- Clone the repository.
- Because GitHub doesn't allow files bigger than 100 MB, please download this file here and place it in the "model" folder.
- Set up the environment and run
pip install -r requirements.txtin the terminal. - Run main.py for a demo. To change the query, edit the string on line 9.
See the project report below.
This project is an AI-powered search system designed to retrieve and synthesize relevant biomedical research papers from scientific sources. The system reranks and summarizes scientific literature to help researchers quickly find and understand key findings across multiple studies. By fine-tuning a BioBERT-based cross-encoder on biomedical question-answer pairs and integrating a BART summarization model, this project aims to deliver concise, relevant answers to complex research queries.
Biomedical researchers face an overwhelming volume of scientific literature, with millions of papers published annually on PubMed alone. Traditional keyword-based search often returns hundreds of results, requiring researchers to manually read through abstracts to identify relevant studies. This process is time consuming and inefficient, especially when trying to synthesize findings across multiple papers or answer specific research questions.
Efficient literature search is critical for advancing scientific research and medicine.
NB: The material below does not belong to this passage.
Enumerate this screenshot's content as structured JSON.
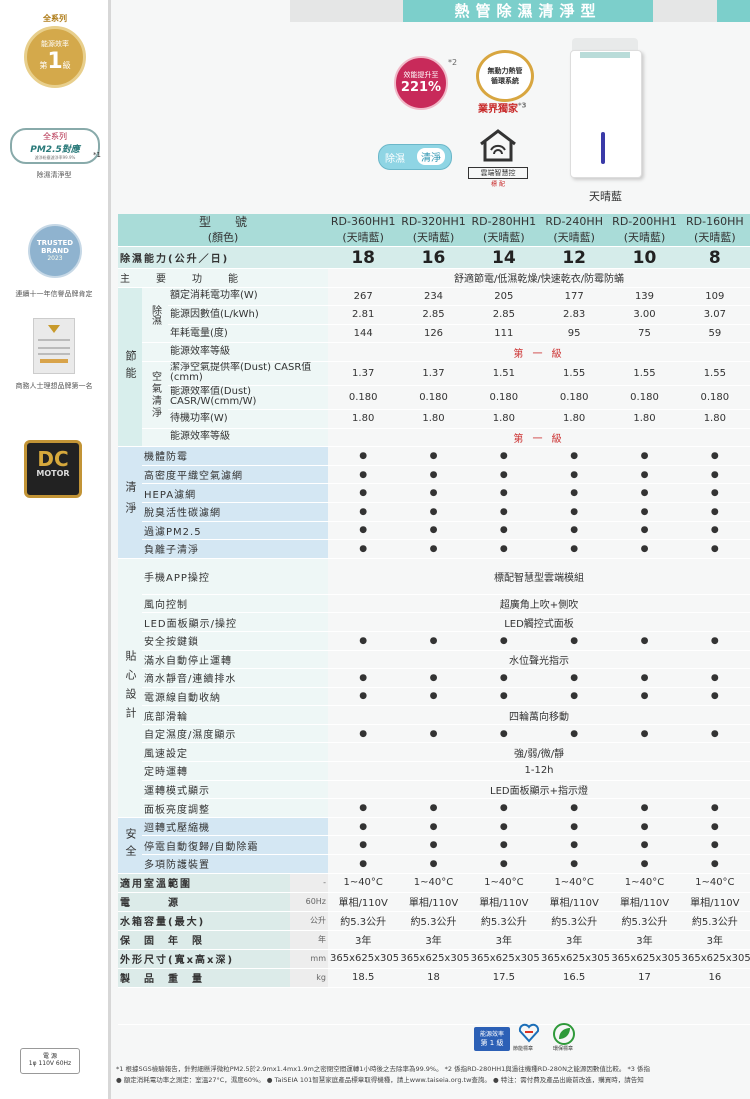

Researchers need to quickly identify relevant prior work to avoid duplicating studies, build on existing knowledge, and make informed decisions. In clinical settings, healthcare professionals require rapid access to the latest research to inform treatment decisions. A more intelligent search system can accelerate scientific discovery, improve research quality, and ultimately contribute to better health outcomes.
This project employs a three-stage pipeline:
-
Initial retrieval using PubMed's search API.
-
Reranking using a fine-tuned BioBERT cross-encoder to score relevance.
-
Summarization of top papers using DistilBART.
BioBERT's pretraining on medical literature makes it well-suited for biomedical search tasks compared to general-purpose language models. Cross-encoders jointly process query-document pairs to produce relevance scores, offering stronger semantic matching than bi-encoders. I chose DistilBART for summarization due to its balance of speed and quality, matching the scope of this project.
The system is comprised of the following components:
-
A PubMed knowledge base interface that retrieves initial candidates.
-
A BioBERT-based reranker fine-tuned on BioASQ question-answer pairs.
-
A DistilBART summarizer that presents brief summaries of the top 5 papers.
-
An integration layer that connects the retrieval-rerank-summarize pipeline.
List of top papers where each paper has:
- Title
- Relevance score
- Source ID
- Brief summary (for top 5)
The overall methodology follows a retrieve, rerank, and summarize system. First, the candidates from the initial retrieval are then passed to a trained reranker that computes semantic similarity scores between the query and each paper's title and abstract. Finally, the top 5 papers are summarized individually using a summarization model, with results presented to the user in ranked order.
Reranker: BioBERT-based cross-encoder (dmis-lab/biobert-base-cased-v1.1) was used and fine-tuned on the BioASQ 12B dataset. The model takes [query, answer] pairs as input and outputs a relevance score. Training uses binary cross-entropy loss with positive pairs from question-answer matches and hard negatives. Hard negatives are generated by computing TF-IDF similarity between each query and the corpus, selecting high-similarity but non-relevant snippets as negatives. This forces the model to learn distinctions between relevant and superficially similar text.
Summarizer: DistilBART-CNN-12-6, a distilled version of BART so it can perform faster, was employed to produce concise 2-3 sentence summaries for each paper.
Assumptions:
- PubMed's initial retrieval has relevant papers
- Title and abstract contain sufficient information for relevance scoring without full text
- BioASQ training data generalizes well to diverse biomedical queries
- Summarization of the top 5 papers provides a sufficiently comprehensive overview altogether
Choices:
- BioBERT over general BERT - domain-specific pretraining improves biomedical understanding
- Cross-encoder over bi-encoder - better accuracy prioritized
- Hard negative mining via TF-IDF - forces model to distinguish semantic relevance from keyword overlap
- Individual paper summaries over multi-document summarization - reduces hallucinations
- DistilBART over full BART - faster inference with minimal quality loss
- Due to time, the model only searches PubMed and does not include papers in other databases, although extending it to include that functionality is not difficult.
- Effective queries partly depend on the user.
- The full text of articles is not considered by the reranker in consideration of computational time constraints for this project.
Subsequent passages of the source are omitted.